MIURA

The fastest car in the world

モデルの略歴: P400 Miura

「これはいい、これ車で伝説になれる」。これはフェルッチオ・ランボルギーニが、自社の新モデルの初期デザインを見たときに述べた言葉です。その言葉どおり、この車は、技術面でもデザイン面でも数多くの点で革命的なものでした。Miura(ミウラ)はランボルギーニの歴史だけでなく、自動車業界全体にも変革をもたらし、性能、デザイン、技術的な洗練さなどの点で、新たな基準を打ち立てました。ジャーナリストたちがその非凡さを表すために、「スーパーカー」という言葉が生まれたほどです。Miuraは、V12エンジンの横置きリアミッドシップという技術革命をもたらしました。カロッツェリア・ベルトーネ(Carrozzeria Bertone)が手掛けたデザインもまた革命的なもので、60年が経ったいまでも驚くほど美しく、時代を超えた魅力があります。

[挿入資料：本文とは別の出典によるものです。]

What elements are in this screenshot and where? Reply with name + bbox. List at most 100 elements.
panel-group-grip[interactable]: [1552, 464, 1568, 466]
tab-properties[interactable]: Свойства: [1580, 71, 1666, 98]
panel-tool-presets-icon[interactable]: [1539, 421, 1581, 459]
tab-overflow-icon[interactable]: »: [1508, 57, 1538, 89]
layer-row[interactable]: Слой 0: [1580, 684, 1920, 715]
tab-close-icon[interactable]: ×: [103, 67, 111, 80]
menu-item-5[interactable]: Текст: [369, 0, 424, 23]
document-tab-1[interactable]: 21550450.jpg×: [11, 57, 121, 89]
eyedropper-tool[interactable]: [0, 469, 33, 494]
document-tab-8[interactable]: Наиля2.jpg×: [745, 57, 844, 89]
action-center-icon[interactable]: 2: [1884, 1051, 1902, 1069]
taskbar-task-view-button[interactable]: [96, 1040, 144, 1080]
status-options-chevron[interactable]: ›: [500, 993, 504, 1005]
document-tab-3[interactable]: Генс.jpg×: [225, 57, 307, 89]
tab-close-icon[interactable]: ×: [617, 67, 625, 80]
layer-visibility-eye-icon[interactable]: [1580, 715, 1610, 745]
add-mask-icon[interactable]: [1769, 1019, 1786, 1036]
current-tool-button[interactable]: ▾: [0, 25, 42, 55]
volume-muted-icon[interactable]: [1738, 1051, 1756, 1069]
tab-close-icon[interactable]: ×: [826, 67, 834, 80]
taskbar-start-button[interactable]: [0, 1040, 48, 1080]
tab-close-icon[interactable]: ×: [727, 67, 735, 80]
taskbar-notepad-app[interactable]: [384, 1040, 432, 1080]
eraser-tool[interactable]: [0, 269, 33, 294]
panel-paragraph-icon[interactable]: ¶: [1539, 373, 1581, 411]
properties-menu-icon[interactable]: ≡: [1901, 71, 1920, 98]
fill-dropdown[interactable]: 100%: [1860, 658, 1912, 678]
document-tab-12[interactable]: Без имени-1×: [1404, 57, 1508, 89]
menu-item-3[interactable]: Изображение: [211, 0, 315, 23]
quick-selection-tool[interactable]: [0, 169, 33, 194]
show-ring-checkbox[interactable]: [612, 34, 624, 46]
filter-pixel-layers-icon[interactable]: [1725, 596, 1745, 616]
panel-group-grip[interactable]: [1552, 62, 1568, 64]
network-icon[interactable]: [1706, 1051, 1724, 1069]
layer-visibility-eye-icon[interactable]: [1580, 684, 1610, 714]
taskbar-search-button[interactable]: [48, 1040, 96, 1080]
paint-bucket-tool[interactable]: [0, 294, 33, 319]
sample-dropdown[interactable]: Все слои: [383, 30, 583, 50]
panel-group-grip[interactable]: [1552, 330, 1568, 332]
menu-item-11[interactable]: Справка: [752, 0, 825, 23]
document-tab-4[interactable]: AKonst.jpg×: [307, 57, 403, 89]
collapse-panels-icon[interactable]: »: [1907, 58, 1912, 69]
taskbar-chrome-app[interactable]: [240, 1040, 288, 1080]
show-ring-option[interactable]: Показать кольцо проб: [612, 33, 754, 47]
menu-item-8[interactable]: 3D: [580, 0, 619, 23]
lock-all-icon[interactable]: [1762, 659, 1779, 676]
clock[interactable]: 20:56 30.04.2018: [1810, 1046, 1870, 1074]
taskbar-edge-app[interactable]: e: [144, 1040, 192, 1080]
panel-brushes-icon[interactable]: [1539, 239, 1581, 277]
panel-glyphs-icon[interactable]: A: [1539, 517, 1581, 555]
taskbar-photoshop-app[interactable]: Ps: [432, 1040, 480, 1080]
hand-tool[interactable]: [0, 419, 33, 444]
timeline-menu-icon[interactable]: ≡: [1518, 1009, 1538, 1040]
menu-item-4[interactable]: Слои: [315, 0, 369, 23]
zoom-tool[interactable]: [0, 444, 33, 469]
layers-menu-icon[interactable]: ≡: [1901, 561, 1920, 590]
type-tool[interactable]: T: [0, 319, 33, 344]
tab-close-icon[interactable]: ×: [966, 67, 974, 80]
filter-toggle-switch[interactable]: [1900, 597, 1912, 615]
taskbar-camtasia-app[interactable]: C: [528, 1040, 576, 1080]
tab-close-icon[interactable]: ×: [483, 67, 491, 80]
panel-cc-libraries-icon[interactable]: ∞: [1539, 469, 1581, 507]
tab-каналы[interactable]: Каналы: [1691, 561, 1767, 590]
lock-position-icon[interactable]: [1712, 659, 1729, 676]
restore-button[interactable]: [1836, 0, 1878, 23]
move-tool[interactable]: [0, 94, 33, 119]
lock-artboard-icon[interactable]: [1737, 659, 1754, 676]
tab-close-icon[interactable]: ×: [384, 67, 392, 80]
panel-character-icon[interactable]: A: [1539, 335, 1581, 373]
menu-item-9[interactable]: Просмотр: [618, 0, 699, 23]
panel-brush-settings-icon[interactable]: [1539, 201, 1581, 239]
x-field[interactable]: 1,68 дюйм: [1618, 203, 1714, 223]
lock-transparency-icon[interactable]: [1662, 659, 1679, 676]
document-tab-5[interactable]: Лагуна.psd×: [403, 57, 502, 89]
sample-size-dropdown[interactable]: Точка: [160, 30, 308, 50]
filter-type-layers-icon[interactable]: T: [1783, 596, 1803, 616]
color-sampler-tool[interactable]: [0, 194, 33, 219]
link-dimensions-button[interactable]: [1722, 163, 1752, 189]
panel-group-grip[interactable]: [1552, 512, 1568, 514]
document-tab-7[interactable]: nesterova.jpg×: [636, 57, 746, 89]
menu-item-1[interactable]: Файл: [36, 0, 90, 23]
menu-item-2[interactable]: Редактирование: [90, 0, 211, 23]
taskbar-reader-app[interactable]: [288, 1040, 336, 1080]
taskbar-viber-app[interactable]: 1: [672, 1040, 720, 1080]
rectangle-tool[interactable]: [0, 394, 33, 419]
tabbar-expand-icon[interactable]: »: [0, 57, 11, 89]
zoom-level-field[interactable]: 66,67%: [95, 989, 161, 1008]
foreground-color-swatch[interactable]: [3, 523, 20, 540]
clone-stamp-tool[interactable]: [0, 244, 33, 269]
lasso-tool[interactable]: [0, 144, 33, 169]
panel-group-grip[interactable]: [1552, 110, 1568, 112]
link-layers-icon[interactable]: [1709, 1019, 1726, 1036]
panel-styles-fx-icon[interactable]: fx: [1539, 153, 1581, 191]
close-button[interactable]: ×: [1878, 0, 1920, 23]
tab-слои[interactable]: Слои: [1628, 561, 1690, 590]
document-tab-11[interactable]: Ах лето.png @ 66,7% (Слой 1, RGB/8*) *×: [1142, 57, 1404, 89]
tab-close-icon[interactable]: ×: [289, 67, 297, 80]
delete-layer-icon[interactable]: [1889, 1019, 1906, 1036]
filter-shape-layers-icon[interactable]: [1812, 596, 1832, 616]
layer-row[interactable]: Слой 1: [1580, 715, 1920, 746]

1966年3月のジュネーブモーターショーで初公開されたP400 Miura(Pはエンジンのリア配置を示し、400は4Lの排気量を示す)は、瞬く間に憧れのアイコンカーとなり、注文が殺到しました。これは、フェルッチオ・ランボルギーニとヌッチオ・ベルトーネの両者を大いに驚かせました。1966年から1968年にかけて265台のP400 Miura、1969年から1971年にかけて338台のP400 Miura S、1971年から1973年にかけて150台のMiura SVが、それぞれ生産されました。特別モデルには、プロトタイプ「Miura Jota(ミウラ・イオタ)」をベースに開発された4台のSVJと、ベルトーネが手掛けたMiura Spyderがあります。

Miuraのデザイン

カロッツェリア・ベルトーネが設計したMiuraのラインは、低くて長いフロントフード、「まつ毛」を思わせる形状のヘッドライト、そしてコクピットの屋根の高さがわずか110センチメートルという極めて低い地上高など、大胆なデザイン要素が際立っています。リア部には、トランクとフェンダーを一体化した広々としたエンジンフードが、金属製フィンで覆われています。これらのフィンはデザイン要素であると同時に、エンジンの熱を放散する役割も果たします。車内は洗練されたデザインで、タコメーターとスピードメーターを「双眼鏡型」に配したメーターパネルが特徴的です。初期シリーズの補助操作レバーは、高い位置に設けられていました。

Miuraの技術

Miuraの技術

12気筒エンジンの横置きリアミッドシップレイアウトは、全く新しい技術ではなく、市販されていない一部モデルに既に採用されていました。つまり、レースで採用されていた革新技術を取り入れたのがMiuraです。全体の寸法をコンパクトにするため、エンジンユニットとトランスミッションは、専用の一体成型で接続されています。4リッターエンジンは、初代モデルでは7,000rpmで最高出力350CVを発揮し、Sモデルでは7,700rpmで370CV、SVモデルでは7,850rpmで385CVに強化されています。Miuraはその進化の過程で常に改良が施されてきましたが、各シリーズには独自の特徴があります。例えば、より高級感のあるデザインディテール、約20CVの出力アップ、そしてSシリーズ特有の乗り心地の良い内装などが挙げられます。1971年に発表されたSVには、後輪の大型タイヤ、拡張されたフェンダー、剛性を増したフレーム、改良されたサスペンション、トランスミッション潤滑システムの独立化(以前はエンジンと共有)など、根本的な変更が加えられています。このモデルでは、ヘッドライトの「まつ毛」のような特徴も消えています。

Miuraとライフスタイル

Miuraは長い歴史を通してスタイルアイコンとして定着し、映画スターやロックスターが所有してきた車として知られています。数多くの映画にも主演してきました。1969年の『ミニミニ大作戦(The Italian Job)』での役柄は特に印象的です。ロッサノ・ブラッツィがオレンジ色のMiuraに乗りグラン・サン・ベルナール峠を走るシーンは、マット・モンローのサウンドトラック「On Days Like These」と共に、自動車映画史上最も称賛される有名なシーンとして、今なお記憶に残る名場面です。